Sorry, stars dont look like that. They look like the sun.
We picture stars that way because they twinkle.
Enrico Fermi the brilliant scientist who split the atom postulated “The Fermi Paradox”-—— the contradiction between the high probability that intelligent alien life exists in the universe and the total lack of evidence for it.
Fermi simply asks: if the universe is vast, ancient, and filled with billions of stars, “Where is everybody?”
The paradox hinges on a few straightforward observations:
The Numbers: The Milky Way alone contains hundreds of billions of stars, many of which are older than our Sun and harbor Earth-like planets in their habitable zones.

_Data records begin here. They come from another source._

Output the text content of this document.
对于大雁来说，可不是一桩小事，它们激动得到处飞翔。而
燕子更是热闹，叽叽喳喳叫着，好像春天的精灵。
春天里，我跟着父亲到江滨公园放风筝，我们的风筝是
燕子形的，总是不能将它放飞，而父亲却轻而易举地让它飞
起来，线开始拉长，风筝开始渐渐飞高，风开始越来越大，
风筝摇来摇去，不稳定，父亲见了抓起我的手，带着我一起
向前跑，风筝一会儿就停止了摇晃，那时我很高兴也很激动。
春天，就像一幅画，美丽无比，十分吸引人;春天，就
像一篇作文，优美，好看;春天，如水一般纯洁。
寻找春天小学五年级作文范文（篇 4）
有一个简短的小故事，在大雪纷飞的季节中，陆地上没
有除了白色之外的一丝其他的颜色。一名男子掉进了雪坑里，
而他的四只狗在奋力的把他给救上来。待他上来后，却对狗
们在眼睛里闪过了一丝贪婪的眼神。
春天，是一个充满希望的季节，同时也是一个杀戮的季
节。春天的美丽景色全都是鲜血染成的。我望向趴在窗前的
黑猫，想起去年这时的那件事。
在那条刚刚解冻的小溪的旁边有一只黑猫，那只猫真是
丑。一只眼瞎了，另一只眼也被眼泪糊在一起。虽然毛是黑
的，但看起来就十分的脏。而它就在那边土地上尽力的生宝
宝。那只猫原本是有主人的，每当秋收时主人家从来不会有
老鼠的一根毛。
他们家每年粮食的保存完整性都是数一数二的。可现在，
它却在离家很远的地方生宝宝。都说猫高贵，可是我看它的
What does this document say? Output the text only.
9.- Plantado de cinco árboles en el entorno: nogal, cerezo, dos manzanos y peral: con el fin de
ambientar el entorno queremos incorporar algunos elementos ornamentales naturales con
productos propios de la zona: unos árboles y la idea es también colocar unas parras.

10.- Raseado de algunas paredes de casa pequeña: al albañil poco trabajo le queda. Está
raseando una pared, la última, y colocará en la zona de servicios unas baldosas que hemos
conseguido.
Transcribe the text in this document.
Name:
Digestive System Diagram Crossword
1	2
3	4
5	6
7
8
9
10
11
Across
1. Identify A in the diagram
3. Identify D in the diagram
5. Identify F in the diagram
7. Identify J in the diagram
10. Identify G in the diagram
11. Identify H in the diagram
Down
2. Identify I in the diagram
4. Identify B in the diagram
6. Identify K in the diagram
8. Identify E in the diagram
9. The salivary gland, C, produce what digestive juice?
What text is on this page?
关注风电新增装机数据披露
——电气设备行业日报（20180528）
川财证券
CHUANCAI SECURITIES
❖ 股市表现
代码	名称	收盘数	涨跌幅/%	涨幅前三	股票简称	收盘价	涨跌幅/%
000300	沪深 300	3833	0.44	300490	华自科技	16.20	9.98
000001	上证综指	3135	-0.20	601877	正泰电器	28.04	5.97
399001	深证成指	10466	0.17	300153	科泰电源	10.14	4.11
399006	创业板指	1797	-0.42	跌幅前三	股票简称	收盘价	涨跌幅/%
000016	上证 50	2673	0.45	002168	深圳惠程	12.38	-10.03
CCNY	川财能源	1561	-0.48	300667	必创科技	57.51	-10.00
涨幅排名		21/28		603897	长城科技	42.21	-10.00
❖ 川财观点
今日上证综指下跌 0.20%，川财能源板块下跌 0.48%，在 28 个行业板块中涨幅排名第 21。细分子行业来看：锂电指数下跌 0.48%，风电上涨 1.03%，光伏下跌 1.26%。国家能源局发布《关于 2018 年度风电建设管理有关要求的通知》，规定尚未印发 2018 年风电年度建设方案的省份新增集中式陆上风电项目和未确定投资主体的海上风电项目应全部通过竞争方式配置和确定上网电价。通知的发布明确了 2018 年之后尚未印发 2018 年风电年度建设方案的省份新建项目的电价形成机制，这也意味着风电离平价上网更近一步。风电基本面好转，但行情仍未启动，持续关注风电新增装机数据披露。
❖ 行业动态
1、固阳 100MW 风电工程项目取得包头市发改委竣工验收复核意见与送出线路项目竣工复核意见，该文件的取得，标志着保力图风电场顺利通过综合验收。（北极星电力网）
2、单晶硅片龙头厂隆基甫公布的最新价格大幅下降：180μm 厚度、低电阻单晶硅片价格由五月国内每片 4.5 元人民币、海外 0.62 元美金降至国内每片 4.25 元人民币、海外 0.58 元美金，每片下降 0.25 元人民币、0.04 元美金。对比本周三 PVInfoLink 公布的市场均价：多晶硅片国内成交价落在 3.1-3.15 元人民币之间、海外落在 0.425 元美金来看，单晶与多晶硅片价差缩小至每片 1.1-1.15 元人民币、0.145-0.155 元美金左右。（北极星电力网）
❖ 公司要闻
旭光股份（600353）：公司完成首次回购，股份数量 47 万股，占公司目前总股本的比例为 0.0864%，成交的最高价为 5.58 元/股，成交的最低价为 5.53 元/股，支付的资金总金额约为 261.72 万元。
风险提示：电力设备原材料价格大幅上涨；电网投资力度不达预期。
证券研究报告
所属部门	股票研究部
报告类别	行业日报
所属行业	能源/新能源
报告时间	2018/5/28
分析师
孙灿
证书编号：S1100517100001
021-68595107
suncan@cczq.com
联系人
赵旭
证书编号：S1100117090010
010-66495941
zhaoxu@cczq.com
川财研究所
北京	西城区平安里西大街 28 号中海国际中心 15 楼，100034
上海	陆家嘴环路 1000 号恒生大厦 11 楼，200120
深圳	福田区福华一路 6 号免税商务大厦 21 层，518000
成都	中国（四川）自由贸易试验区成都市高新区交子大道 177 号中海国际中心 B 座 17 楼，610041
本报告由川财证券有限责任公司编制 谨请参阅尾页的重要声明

Given enough time, a space-faring civilization could colonize the entire galaxy within just a few million years—a mere blink of an eye in cosmic history.
Despite this, we have found no definitive radio signals, spacecraft, megastructures, or physical evidence of extraterrestrial life.
Why is the cosmos so quiet?
Scientists and philosophers have proposed various theories.
Space is literally quiet because it is a near-vacuum; sound waves require a physical medium
(like air or water) to travel, making the void of interstellar space completely silent.
However, the “silence of the universe” typically refers to the Fermi Paradox—
the eerie lack of detected signals, radio waves, or evidence from intelligent alien life.